In the immediate aftermath of Mr Cameron's bombshell, DECC officials made general noises about the Government helping customers find the best deal, but stopped conspicuously short of confirming that companies would be forced to transfer them automatically. The Tory energy minister summoned to answer questions in the Commons did little better. For all his flamboyant style, John Hayes could only bluster about "a number of options" being considered. Hardly a clarification. Meanwhile, the Liberal Democrat Secretary of State dodged the issue altogether. And even the Prime Minister's own attempt at clarification – on the way into a European summit – only reaffirmed a general commitment to ensure consumers access to the lowest tariffs.
A sorry state of affairs, indeed. It is easy enough to understand how the situation came about. Squeezed between public outrage at last week's sharp rise in energy bills, and the expectation of more tough talk on the subject from the Opposition, Mr Cameron grabbed the opportunity to appear both caring and decisive. Except that his impromptu announcement has confused consumers, caused havoc in the industry, and added to the worrying impression that his grip on policy is not all it might be.
Where does all this leave consumers? In all likelihood, no better off than before. The most probable explanation for the debacle is that Mr Cameron was over-egging an existing plan – in place since April – to force companies to give customers details of the best tariffs available to them (a proposal which is, indeed, to be included in the Energy Bill due next month).

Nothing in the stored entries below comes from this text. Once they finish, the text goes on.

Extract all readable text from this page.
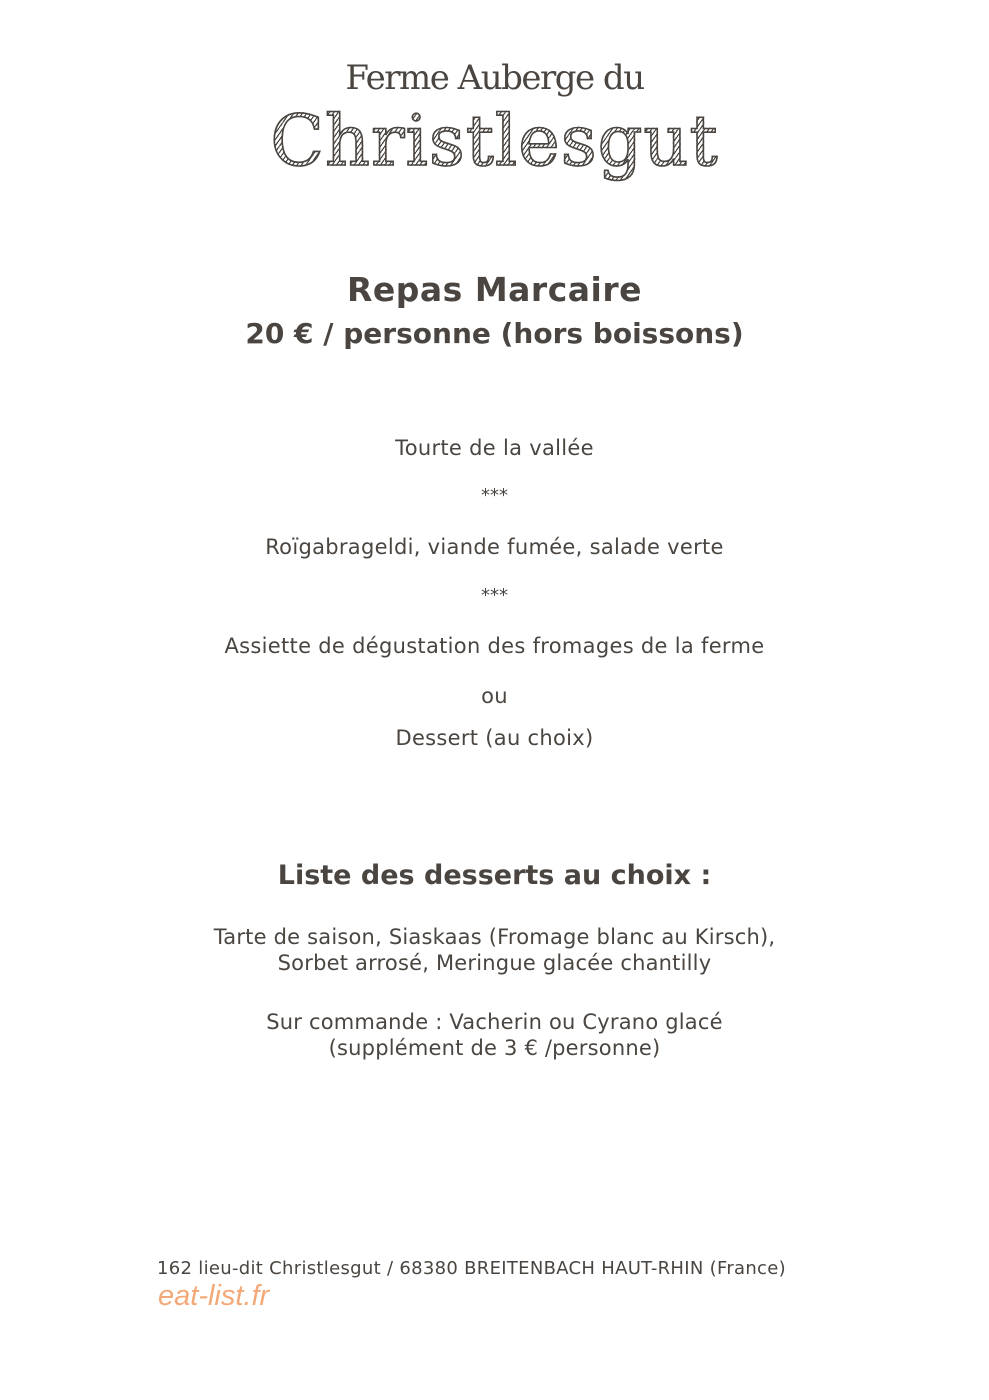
Ferme Auberge du
Christlesgut
Repas Marcaire
20 € / personne (hors boissons)
Tourte de la vallée
***
Roïgabrageldi, viande fumée, salade verte
***
Assiette de dégustation des fromages de la ferme
ou
Dessert (au choix)
Liste des desserts au choix :
Tarte de saison, Siaskaas (Fromage blanc au Kirsch),
Sorbet arrosé, Meringue glacée chantilly
Sur commande : Vacherin ou Cyrano glacé
(supplément de 3 € /personne)
162 lieu-dit Christlesgut / 68380 BREITENBACH HAUT-RHIN (France)
eat-list.fr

Nor is the Prime Minister's more far-reaching proposal either as simple or as attractive as it sounds. First, it would damage competition. With such a chunk of bills at the mercy of global commodity prices, the creation of multiple tariffs – which vary according to payment methods, usage patterns, and the like – is central to rivalry between suppliers. Heavy-handed Government intervention would simply tilt the market towards a single price band, leaving customers even less choice.
Second, even if it were desirable, such a plan would be nigh-impossible to put into practice, given that it would require suppliers to have far more information about each customer than is currently available to them. Again, the result would be fewer tariffs. Third, even if it were possible, such a plan would have the opposite result to Mr Cameron's stated aim of cutting consumers' costs. In fact, by putting an end to the pricier packages, it might be expected to raise the average bill.
Britain's energy market most certainly needs attention. Pricing is too complex and too opaque, adding to consumers' considerable mistrust; switching between suppliers is too difficult and unrewarding. But simplistic broadsides solve nothing. By adding to the confusion, the Prime Minister has made matters worse.